The biggest movies have the most promotional partner companies. It stands to reason, as there are more opportunities to work modern products and fancy cars into an Avengers of Fast and the Furious movie than a period drama from Yorgos Lanthimos.

It’s one of the many reasons these big movies are so popular with studios. The campaigns mounted by those partner companies, many of which include footage or imagery from the movies, frequently result in tens if not millions of dollars in additional media exposure. Items used in the making of those movies can reduce production costs as well.

It’s surprising, then, that more attention isn’t being spent on how the studios themselves promote those partner companies.

On the official websites for these big movies, the “Partners” section usually has logos or icons for those companies, with links to their websites. Those links are likely part of the deal that’s signed, but those links are often not the best ones to show off what exactly that company is doing in support of the movie or what promotions they’re using the movie to run on their own.

As an example, let’s look at what links are used in that part of the website for Hobbs and Shaw compared to what links more fully show the campaigns run by those signing on to be part of that high profile release.

Hobbs and shaw partner page.png

Brisk – This one is actually on-point. The link from the website goes to BriskHobbsAndShaw.com, the page where people can find out about that company’s partnership with Universal to find an independent creator and let them make something new to promote both parties. If anything, that page falls short in that it doesn’t show all the behind-the-scenes videos and other spots that were generated.

McClaren – On the other hand, the link goes to McClaren’s front page, not to any sort of landing page about how McClaren provided cars for the movie or mounted an Omaze campaign in conjunction with it.

Trendy Butler – Here too is an example of getting it more or less right, with the link going to a landing page for a movie-based quiz. Still, that’s pretty thin.

Turo – And we’re back to the other end of the spectrum, with a link to the homepage for the company instead of a page with more information on the car collection it created based on the characters of Hobbs and Shaw.

So of the four companies linked, half get it essentially right while the other half are an example of missed opportunities.

In all cases, though, what’s missing from the link is any sort of immediate call to action the visitor can take. If part of the point of the co-branded TV spots and other tactics used by those companies signing on to movie campaigns is to increase the attention paid to the movie itself, the movies aren’t really returning the favor.

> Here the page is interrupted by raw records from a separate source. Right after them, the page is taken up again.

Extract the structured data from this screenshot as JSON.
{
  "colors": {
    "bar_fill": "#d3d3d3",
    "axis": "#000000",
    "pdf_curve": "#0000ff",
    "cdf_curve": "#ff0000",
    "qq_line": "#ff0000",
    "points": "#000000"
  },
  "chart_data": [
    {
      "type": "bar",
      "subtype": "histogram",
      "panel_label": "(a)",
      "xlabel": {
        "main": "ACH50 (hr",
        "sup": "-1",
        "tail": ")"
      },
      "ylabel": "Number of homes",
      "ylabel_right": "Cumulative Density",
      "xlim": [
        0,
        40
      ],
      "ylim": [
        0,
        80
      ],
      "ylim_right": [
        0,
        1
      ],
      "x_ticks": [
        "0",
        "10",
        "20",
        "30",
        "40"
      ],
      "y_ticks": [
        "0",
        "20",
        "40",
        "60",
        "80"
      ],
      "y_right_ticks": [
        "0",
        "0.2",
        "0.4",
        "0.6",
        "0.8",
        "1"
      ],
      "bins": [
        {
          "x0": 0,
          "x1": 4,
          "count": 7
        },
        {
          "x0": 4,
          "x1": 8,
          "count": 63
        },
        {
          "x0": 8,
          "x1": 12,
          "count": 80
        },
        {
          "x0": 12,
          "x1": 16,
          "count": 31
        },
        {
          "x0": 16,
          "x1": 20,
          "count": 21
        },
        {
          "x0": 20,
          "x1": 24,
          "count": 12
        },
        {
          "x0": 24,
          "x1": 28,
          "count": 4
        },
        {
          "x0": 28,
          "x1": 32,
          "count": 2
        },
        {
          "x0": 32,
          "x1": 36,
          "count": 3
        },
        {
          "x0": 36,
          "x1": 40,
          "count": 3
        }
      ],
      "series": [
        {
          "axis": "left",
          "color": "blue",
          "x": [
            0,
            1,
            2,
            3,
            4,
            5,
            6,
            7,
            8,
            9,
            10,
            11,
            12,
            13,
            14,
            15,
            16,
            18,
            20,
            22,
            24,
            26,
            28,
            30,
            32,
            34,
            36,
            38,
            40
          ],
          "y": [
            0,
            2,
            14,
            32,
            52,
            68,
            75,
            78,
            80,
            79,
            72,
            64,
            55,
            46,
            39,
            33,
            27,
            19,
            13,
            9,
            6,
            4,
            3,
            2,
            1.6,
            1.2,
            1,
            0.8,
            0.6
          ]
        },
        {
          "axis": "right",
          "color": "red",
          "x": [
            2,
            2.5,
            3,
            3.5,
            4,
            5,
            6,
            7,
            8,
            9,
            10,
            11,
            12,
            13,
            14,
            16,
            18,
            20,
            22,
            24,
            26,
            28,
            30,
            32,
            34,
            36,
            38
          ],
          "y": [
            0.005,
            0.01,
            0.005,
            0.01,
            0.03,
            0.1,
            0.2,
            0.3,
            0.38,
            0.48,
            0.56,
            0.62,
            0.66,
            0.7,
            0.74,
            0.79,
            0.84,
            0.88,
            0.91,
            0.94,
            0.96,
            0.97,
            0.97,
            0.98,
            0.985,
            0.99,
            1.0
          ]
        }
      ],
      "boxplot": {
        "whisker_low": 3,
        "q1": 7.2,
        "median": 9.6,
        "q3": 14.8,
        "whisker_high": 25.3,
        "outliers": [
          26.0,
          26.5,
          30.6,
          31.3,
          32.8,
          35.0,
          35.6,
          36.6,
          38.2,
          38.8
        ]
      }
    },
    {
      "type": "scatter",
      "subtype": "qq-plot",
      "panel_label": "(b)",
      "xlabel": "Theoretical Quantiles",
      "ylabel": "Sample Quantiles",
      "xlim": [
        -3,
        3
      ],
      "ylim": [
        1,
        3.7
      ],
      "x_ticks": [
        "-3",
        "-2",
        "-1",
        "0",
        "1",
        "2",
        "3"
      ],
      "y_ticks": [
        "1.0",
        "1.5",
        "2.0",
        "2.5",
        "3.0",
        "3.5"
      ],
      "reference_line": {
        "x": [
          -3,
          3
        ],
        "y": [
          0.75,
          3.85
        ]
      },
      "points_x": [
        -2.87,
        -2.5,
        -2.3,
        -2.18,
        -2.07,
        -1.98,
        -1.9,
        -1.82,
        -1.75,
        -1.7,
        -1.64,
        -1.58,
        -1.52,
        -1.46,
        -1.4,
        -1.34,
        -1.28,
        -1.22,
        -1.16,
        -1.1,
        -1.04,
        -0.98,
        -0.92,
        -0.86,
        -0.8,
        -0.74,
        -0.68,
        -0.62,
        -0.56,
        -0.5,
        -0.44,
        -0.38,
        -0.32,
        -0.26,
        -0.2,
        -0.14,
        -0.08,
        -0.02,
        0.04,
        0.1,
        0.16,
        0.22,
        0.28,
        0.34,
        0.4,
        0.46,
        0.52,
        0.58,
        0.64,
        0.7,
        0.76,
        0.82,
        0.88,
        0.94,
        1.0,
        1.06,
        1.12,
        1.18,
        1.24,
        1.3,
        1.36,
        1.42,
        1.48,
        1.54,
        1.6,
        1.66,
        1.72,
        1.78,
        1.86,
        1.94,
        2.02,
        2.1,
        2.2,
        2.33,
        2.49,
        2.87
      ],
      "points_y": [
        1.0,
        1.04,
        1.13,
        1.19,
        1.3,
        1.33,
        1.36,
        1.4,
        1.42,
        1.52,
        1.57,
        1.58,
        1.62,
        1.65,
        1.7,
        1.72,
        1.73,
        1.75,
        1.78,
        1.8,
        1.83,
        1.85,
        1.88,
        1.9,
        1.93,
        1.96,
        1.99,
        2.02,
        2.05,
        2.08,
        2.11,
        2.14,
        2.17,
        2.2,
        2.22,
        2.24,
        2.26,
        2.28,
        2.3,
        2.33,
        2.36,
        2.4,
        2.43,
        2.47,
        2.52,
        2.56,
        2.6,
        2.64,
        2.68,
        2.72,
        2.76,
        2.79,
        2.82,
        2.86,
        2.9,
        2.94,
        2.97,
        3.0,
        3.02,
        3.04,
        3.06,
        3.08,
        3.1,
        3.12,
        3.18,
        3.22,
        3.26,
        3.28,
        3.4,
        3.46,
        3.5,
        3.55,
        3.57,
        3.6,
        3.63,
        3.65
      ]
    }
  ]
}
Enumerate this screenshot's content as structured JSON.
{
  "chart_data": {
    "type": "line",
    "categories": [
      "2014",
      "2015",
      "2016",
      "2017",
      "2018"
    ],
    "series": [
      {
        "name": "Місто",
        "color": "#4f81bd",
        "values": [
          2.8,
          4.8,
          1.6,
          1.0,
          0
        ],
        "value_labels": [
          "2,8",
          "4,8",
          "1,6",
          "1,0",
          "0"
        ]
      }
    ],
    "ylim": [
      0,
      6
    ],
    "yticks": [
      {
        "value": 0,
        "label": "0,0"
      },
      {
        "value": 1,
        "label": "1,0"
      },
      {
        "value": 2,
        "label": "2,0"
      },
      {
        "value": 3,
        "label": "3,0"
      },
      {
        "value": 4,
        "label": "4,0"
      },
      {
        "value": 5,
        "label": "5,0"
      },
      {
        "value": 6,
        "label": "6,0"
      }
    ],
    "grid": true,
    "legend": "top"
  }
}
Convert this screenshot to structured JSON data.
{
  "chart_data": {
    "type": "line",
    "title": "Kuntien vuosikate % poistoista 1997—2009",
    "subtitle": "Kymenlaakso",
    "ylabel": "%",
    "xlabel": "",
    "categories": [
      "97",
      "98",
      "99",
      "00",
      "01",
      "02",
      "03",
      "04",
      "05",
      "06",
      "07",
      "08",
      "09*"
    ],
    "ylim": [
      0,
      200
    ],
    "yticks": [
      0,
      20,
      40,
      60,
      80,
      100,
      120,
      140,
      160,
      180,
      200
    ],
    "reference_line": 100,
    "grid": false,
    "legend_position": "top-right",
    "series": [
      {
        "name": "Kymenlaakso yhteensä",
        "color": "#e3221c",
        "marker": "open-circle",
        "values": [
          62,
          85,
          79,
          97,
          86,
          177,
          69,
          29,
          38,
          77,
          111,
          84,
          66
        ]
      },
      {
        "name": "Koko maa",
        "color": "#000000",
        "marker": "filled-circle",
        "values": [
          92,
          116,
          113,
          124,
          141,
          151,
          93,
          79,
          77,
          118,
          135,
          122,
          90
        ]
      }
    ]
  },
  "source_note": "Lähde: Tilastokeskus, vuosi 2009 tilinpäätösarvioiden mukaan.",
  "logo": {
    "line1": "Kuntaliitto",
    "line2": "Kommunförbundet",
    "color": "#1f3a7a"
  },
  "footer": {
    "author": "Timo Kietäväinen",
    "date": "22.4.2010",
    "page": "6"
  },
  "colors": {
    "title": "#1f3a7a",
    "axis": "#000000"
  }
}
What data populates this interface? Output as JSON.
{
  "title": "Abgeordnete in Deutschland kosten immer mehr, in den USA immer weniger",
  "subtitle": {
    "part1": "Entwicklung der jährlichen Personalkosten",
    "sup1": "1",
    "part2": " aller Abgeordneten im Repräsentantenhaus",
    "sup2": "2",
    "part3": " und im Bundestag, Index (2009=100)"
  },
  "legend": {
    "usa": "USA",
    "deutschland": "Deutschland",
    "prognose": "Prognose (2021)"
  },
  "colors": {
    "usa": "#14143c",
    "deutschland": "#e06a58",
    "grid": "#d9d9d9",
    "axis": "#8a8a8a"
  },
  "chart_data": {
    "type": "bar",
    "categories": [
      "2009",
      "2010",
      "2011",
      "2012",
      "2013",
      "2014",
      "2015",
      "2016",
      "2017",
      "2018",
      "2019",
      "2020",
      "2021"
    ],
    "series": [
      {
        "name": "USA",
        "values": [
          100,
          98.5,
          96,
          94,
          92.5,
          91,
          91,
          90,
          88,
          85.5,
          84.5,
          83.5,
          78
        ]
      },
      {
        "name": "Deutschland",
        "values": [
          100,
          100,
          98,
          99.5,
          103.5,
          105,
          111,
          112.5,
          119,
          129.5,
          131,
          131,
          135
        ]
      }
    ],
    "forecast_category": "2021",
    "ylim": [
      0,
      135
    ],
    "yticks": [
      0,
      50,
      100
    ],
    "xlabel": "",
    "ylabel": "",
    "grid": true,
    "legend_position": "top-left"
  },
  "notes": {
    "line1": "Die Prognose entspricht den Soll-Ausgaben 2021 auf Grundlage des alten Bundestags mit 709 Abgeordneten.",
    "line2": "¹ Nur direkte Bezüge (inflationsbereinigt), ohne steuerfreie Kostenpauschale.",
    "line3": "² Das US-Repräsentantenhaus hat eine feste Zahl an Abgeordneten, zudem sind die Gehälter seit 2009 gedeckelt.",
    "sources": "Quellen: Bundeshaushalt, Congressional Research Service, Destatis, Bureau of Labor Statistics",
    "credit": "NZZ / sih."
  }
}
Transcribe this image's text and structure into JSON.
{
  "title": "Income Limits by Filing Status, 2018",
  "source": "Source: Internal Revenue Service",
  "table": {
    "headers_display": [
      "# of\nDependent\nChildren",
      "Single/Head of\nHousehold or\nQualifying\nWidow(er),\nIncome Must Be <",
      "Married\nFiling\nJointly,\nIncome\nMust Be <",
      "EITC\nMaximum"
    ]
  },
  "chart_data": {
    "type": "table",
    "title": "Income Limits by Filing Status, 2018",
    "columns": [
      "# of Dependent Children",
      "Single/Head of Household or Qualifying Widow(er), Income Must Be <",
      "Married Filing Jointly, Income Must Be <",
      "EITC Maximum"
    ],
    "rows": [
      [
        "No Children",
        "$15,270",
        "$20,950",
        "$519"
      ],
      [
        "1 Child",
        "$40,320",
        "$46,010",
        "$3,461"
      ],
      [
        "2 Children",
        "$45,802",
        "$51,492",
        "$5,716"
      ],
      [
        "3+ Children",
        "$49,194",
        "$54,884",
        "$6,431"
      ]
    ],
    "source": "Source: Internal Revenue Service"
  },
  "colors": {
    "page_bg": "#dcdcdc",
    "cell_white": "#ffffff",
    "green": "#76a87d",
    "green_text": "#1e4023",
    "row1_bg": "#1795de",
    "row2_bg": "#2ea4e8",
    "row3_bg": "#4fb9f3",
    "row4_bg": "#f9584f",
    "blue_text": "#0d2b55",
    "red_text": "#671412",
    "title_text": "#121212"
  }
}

Entertainment media and marketing trades frequently tout how much media support has been given by promotional partners in support of recent movies. Far less coverage – almost none to my recollection – is devoted to the estimated value of the support provided by the studios for the companies they’re dealing with. That support is limited to the website links and the occasional retweet or @ mention along with branding that may be on display at a premiere’s red carpet event or elsewhere. My guess is it’s a fraction of what flows in the other direction.

Given the massive support provided by their ancillary campaigns, it’s somewhat surprising the companies working with studios aren’t asking for a bit more, something that may not reach parity in terms of media value but certainly closer. These co-branded campaigns should in may regards be as front-and-center as the ones for the movies themselves.

Otherwise, what exactly are they paying for?